The agreement will expand opportunities for communication through AIANTA-sponsored virtual and in-person forums between the NPS and Native nations located in national park gateway communities. The resulting collaborations will expand awareness of American Indian, Alaska Native and Native Hawaiian connections along national trails and in national parks nationwide and help connect tribes with technical assistance programs and resources from NPS. 

A recent survey from AIANTA showed that Native nations and communities engaged in tourism at gateway communities to national park sites are interested in working with the NPS. Results showed 90% of respondents wanting to partner or work with the NPS and public lands agencies, with 80% indicating they support visitors to public land attractions — food and lodging topped the list of services, at 71% and 61%, respectively. 
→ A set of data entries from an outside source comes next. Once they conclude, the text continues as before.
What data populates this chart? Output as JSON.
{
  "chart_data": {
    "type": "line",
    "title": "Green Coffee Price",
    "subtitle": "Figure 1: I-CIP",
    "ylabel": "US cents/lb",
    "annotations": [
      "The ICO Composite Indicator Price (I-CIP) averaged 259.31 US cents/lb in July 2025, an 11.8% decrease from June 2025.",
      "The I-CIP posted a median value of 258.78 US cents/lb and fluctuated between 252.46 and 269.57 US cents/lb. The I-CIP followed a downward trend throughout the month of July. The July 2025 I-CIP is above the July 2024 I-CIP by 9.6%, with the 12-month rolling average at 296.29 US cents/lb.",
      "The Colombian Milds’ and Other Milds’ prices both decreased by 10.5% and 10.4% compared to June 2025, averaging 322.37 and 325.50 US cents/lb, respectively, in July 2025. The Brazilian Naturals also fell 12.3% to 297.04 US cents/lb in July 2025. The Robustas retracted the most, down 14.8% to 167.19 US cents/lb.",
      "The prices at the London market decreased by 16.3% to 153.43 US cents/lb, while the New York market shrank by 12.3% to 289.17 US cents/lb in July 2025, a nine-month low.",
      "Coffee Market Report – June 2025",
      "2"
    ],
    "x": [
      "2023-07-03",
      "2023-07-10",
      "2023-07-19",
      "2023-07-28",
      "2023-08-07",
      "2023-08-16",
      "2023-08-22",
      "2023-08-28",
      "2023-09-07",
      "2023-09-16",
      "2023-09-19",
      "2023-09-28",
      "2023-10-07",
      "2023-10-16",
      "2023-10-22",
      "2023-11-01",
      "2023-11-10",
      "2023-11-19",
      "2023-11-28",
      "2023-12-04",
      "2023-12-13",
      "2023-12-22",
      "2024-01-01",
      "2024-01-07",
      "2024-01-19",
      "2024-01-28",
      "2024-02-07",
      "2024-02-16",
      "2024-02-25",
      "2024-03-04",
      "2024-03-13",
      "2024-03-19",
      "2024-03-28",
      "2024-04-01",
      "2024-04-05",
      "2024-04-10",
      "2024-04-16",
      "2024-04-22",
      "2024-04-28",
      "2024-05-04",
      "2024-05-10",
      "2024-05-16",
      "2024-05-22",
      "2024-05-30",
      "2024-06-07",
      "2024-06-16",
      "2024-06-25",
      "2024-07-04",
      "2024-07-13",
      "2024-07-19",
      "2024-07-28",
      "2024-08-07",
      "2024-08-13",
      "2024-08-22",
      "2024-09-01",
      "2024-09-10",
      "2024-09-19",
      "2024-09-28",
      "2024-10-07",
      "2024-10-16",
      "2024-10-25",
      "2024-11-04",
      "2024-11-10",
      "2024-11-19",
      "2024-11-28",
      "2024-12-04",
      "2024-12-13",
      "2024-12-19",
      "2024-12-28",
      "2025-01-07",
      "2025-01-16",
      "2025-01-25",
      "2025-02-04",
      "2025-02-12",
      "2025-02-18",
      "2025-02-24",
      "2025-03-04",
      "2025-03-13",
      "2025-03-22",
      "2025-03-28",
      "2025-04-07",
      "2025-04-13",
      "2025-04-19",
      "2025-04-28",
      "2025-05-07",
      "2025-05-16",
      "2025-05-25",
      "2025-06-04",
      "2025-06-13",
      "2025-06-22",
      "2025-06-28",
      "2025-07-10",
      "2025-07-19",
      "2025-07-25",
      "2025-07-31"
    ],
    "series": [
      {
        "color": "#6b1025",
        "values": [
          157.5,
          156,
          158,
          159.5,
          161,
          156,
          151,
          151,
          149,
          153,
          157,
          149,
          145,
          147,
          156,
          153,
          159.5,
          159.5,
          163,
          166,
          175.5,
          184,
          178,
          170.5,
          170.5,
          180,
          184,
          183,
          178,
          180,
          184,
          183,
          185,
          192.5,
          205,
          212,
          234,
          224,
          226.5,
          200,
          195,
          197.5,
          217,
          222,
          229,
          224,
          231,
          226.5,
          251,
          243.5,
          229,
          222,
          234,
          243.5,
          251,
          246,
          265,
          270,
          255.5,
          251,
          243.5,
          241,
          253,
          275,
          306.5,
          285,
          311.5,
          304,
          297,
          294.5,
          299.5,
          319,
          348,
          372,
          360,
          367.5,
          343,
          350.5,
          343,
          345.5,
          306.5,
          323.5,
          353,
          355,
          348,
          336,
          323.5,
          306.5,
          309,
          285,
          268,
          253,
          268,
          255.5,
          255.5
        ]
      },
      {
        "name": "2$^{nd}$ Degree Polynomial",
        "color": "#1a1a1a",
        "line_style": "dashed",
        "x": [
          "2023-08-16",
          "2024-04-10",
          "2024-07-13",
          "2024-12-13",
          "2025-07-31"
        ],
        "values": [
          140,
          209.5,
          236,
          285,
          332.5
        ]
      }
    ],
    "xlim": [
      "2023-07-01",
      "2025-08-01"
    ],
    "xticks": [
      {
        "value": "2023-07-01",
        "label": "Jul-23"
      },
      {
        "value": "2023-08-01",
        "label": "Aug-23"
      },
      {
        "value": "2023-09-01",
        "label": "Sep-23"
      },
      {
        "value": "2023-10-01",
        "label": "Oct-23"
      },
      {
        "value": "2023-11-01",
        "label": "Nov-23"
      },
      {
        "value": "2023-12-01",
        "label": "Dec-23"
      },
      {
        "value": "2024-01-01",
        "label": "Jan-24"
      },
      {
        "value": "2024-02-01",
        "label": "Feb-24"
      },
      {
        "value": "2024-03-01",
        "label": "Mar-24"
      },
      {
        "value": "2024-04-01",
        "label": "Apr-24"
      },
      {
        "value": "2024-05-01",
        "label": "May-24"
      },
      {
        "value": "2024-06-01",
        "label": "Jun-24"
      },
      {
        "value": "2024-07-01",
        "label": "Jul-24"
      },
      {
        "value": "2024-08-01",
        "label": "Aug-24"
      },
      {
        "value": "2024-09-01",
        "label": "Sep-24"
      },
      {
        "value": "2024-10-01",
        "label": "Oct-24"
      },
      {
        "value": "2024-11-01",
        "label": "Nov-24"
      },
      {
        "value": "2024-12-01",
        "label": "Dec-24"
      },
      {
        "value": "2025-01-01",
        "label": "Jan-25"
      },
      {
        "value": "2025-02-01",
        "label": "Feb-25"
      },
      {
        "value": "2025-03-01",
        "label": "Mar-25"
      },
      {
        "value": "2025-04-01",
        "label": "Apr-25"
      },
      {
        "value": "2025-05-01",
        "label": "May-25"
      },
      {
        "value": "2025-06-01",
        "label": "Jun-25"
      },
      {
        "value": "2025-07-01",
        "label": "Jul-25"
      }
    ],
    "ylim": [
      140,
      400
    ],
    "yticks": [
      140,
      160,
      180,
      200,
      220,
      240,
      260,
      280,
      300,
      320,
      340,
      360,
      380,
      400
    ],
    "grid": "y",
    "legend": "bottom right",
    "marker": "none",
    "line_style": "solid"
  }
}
Travelers are increasingly seeking authentic experiences, and the partnership will highlight opportunities for visitors to engage with tribal communities and support Native-owned businesses. More than 71 tribes have been contacted to lend their voice to Tribal Stories Along the Juan Bautista de Anza National Historic Trail, and a similar project to bring Native voices to the forefront of the visitor experience is also underway for the Lewis & Clark National Historical Trail.